Sosyal medya kullanıcılarının çevrimiçi itibarları, davranışları, network’ü, etkileşim tarihçeleri müşteriyi tanımak ve dolayısıyla kredi skoruna konu etmek için yapay zeka algolitmarı tarafından kullanılabilir.
2. Kredi riskini daha verimli yönetilmesi
Finans kurumlar borçluların nakit giriş ve çıkışlarını, harcama kalıplarını ve finansal alışkanlıklarını yapay zeka algolitmalarını da kullanarak, bireylerin geri ödeme kabiliyet ve niyetlerindeki bir değişikliği erken tespit edebilirler. Bu, finansal hizmet sağlayıcıların kredi temerrüdünü (kredinin geri ödenmeme olasılığını) erken tahmin edebilmeleri, böylece yeniden yapılandırma dahil olmak üzere uygun önlemlerin alabilmelerine ve dolayısıyla risk maliyetini azaltmalarına imkân verir. Sözkonusu maliyet azalışı ve riskin yönetimi, finansal kuruluşların hizmetleri daha düşük maliyetle ve daha yaygın olarak sunmasına imkân verir.
3. Gelişmiş kimlik çözümleri
KYC (know your customer-müşterini tanı) gereklilikleri, resmi hesap açmanın önünde bir engeldir çünkü ek bir maliyet getirmektedir.
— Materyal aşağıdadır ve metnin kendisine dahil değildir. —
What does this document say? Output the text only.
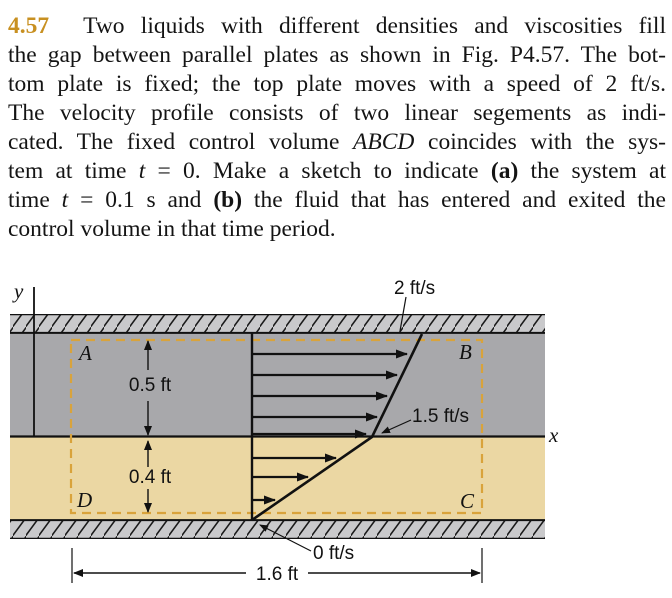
4.57 Two liquids with different densities and viscosities fill
the gap between parallel plates as shown in Fig. P4.57. The bot-
tom plate is fixed; the top plate moves with a speed of 2 ft/s.
The velocity profile consists of two linear segements as indi-
cated. The fixed control volume ABCD coincides with the sys-
tem at time t = 0. Make a sketch to indicate (a) the system at
time t = 0.1 s and (b) the fluid that has entered and exited the
control volume in that time period.
y
x
A	B
D	C
0.5 ft
0.4 ft
2 ft/s
1.5 ft/s
0 ft/s
1.6 ft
Müşteri tanımlama, doğrulama ve onaylama faaliyetleri için sofistike KYC yazılımlarına ihtiyaç duyulmakta ve müşteri edinme süreçleri bu nedenle vakit almaktadır. Özellikle kamunun sahip olduğu verilerin açık veri platformlarındaki parçalarının yapay zeka algoritmalarınca birleştirilmesi ile bireyin kimliği doğrulanabilir. Bu durum özellikle ulusal kimliği olmayan bireyler (sığınmacı, başka ülke vatandaşı, …) için alternatif bir kimlik doğrulama mekanizması olarak kullanılabilme potansiyeli barındırmaktadır.